Wall Street Journal

America’s Troubling Lesson From Midway

Associate Director, Center for the Future of Liberal Society
The Aegis-class destroyer USS Curtis Wilbur (DDG 54) is deployed in support of Operation Enduring Freedom. (Photo by Mai/Getty Images)
The Aegis-class destroyer USS Curtis Wilbur (DDG 54) is deployed in support of Operation Enduring Freedom. (Photo by Mai/Getty Images)

As the U.S. and China begin to face off in a rivalry for global leadership, the Pacific Ocean is again becoming a focus of global military power. Pacific countries like China, Japan and the U.S. aren’t the only ones filling these waters with well-armed ships: The U.K. sent its aircraft carrier, the HMS Queen Elizabeth, to the region for most of the past year, and even the relatively unmilitaristic Germans sent a frigate through the South China Sea in December.

While several recent conflicts have demonstrated the efficacy of various air- and land-power doctrines and technologies, there have been relatively few recent opportunities for naval forces to test their equipment and their mettle. Ukraine has managed to sink several Russian ships, but it isn’t clear if the experience of fighting in the relatively confined Black Sea will translate to the vast Pacific Ocean.

American strategists are still studying battles from World War II, the last major naval conflict, for insights into a future Pacific war. Unless the American armed forces rebuild important war-fighting capabilities, they may suffer the fate of Imperial Japan.

As the sun rose on June 4, 1942, the Japanese Navy ruled the waves. After the Pearl Harbor attack on Dec. 7, 1941, Japan overpowered the American garrison in the Philippines, occupied Hong Kong, seized Singapore, and effectively swept the European imperial powers out of Southeast Asia—all while continuing a grueling war in China. In one of the most impressive campaigns in military history, the Imperial Navy rampaged from Sri Lanka to the Solomon Islands. Next stop: Midway, the last American bastion protecting Hawaii from further attacks.

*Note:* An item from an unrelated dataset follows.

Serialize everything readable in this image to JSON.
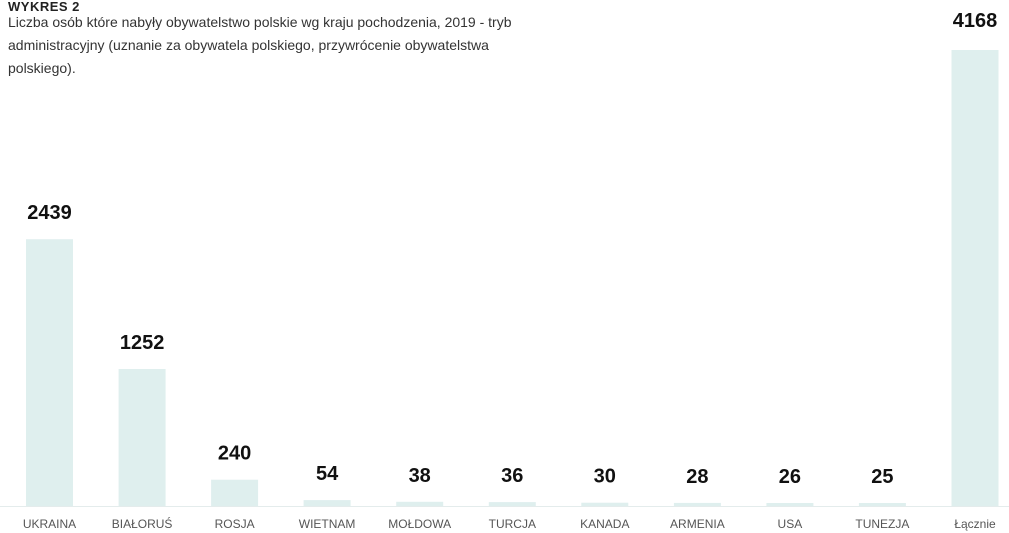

Thanks to some nifty intelligence work—American cryptologists were intercepting and deciphering Japanese transmissions—and the fortuitous absence of American aircraft carriers from Pearl Harbor, the Americans had a fighting chance to stop the Japanese offensive at Midway. During the main action on June 4, waves of American aircraft inflicted severe damage on all four of the Japanese carriers engaged in the battle, eventually sinking all of them.

Midway is often seen as a turning point in the Pacific war, much like Stalingrad in Europe. In both cases, a bold Axis offensive ended with the almost complete destruction of the attacking forces. But in many respects, the two battles were very different. After Stalingrad, the Soviets went on the offensive and, excepting some temporary setbacks, marched west until they reached Berlin.

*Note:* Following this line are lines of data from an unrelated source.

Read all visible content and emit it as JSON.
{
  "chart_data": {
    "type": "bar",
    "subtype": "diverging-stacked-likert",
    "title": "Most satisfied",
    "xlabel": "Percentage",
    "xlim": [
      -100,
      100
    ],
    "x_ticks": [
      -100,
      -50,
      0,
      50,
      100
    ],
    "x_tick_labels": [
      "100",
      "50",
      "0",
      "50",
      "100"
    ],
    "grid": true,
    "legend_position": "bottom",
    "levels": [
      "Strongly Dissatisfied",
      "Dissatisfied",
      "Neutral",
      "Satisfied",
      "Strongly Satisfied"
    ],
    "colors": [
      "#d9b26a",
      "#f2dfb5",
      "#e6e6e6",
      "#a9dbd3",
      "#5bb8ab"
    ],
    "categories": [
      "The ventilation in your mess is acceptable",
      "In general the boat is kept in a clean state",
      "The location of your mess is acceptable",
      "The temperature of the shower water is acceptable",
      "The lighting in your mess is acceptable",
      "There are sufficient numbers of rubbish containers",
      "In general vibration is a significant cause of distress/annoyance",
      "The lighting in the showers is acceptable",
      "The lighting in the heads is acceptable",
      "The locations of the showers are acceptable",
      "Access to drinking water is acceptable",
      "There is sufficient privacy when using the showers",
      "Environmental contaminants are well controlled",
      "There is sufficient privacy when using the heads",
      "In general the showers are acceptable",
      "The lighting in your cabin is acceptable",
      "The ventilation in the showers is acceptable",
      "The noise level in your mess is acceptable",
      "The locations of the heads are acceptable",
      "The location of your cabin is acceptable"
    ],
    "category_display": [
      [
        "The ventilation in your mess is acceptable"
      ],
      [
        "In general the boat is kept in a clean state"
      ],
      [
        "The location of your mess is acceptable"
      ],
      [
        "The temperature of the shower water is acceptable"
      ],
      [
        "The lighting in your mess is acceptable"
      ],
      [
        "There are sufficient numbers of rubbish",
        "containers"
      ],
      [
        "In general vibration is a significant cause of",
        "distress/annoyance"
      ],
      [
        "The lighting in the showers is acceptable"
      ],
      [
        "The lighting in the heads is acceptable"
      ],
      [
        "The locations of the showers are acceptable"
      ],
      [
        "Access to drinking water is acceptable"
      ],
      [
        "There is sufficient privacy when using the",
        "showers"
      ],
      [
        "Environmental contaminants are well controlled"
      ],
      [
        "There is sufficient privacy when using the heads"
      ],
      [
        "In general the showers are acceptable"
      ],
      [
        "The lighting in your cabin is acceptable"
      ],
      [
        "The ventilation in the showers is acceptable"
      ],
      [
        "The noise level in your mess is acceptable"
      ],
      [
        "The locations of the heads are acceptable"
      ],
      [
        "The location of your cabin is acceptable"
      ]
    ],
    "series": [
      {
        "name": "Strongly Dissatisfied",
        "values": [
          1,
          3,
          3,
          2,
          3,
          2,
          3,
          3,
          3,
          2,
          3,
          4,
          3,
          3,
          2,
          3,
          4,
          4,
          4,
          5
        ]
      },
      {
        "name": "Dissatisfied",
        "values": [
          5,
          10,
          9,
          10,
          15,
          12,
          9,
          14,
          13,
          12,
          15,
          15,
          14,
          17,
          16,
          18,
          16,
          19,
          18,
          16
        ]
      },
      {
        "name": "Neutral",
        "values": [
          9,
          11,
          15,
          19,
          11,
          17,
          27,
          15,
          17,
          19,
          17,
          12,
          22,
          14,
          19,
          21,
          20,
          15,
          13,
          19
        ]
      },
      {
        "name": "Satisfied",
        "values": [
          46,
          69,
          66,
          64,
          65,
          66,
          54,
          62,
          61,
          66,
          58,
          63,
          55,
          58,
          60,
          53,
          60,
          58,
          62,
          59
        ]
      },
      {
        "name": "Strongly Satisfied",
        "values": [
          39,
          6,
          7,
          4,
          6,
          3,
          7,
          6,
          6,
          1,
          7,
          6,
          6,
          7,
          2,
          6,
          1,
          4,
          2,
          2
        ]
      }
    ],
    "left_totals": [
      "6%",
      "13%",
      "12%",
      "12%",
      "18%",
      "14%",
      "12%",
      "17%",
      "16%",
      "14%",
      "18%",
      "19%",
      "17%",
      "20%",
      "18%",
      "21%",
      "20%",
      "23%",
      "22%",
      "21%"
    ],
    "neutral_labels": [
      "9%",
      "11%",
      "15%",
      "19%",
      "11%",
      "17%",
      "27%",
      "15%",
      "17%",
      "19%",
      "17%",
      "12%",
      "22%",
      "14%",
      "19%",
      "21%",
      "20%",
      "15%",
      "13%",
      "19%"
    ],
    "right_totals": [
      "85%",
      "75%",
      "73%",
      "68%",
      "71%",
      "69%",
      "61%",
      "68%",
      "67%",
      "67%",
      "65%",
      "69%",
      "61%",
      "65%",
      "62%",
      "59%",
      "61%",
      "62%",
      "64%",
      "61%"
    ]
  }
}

The Japanese mostly stopped advancing eastward after Midway, but had they tried they would have found few obstacles in their path. For long stretches in the year following the battle, the USS Saratoga was the only American aircraft carrier between Tokyo and Pearl Harbor, and the U.S. even had to borrow the HMS Victorious from the U.K. to protect the limited Allied offensives in the South Pacific.

The U.S. didn’t gain a clear advantage in the Pacific until roughly a year after Midway, when America’s newly built ships and aircraft reached Hawaii. By that point, Japan’s relatively small number of highly trained and tactically proficient aviators and sailors was dwindling after years of intense combat. The Imperial Navy simply couldn’t replace its losses, let alone keep pace with the thousands of aircraft and hundreds of ships pouring out of American factories.

Eighty years after Midway, the U.S. is on track to face disadvantages against China. Beijing has commanded more ships than Washington since 2015, and the U.S. deficit is growing: The Navy’s budget proposal would retire 24 ships next year while adding only nine replacements. America’s ships may be more capable than China’s, but they have global responsibilities, are outnumbered, and would have few if any reinforcements in a crisis. As the U.S. Navy shrinks from 297 to 280 ships over the next five years, it plans to acquire about 10 new ships a year. It is unlikely that the seven U.S. shipyards that can produce bigger warships will be able to make up for combat losses, especially if they are also repairing ships that have been damaged in combat.

Even in peacetime, the military is struggling to keep up with needed repairs. The USS George Washington should have completed a four-year overhaul in August; the Navy now hopes to be finished by March 2023, nearly two years late. Last year, 2 of 5 private shipyard repairs were behind schedule, an improvement over previous years. The U.S. Government Accountability Office, which has been warning about the Navy’s inadequate repair facilities for years, argues that the Navy’s dry-dock modernization program is far too modest to improve this dismal performance.

In 1942 Japan’s naval forces were powerful, yet brittle. Are today’s American forces so different?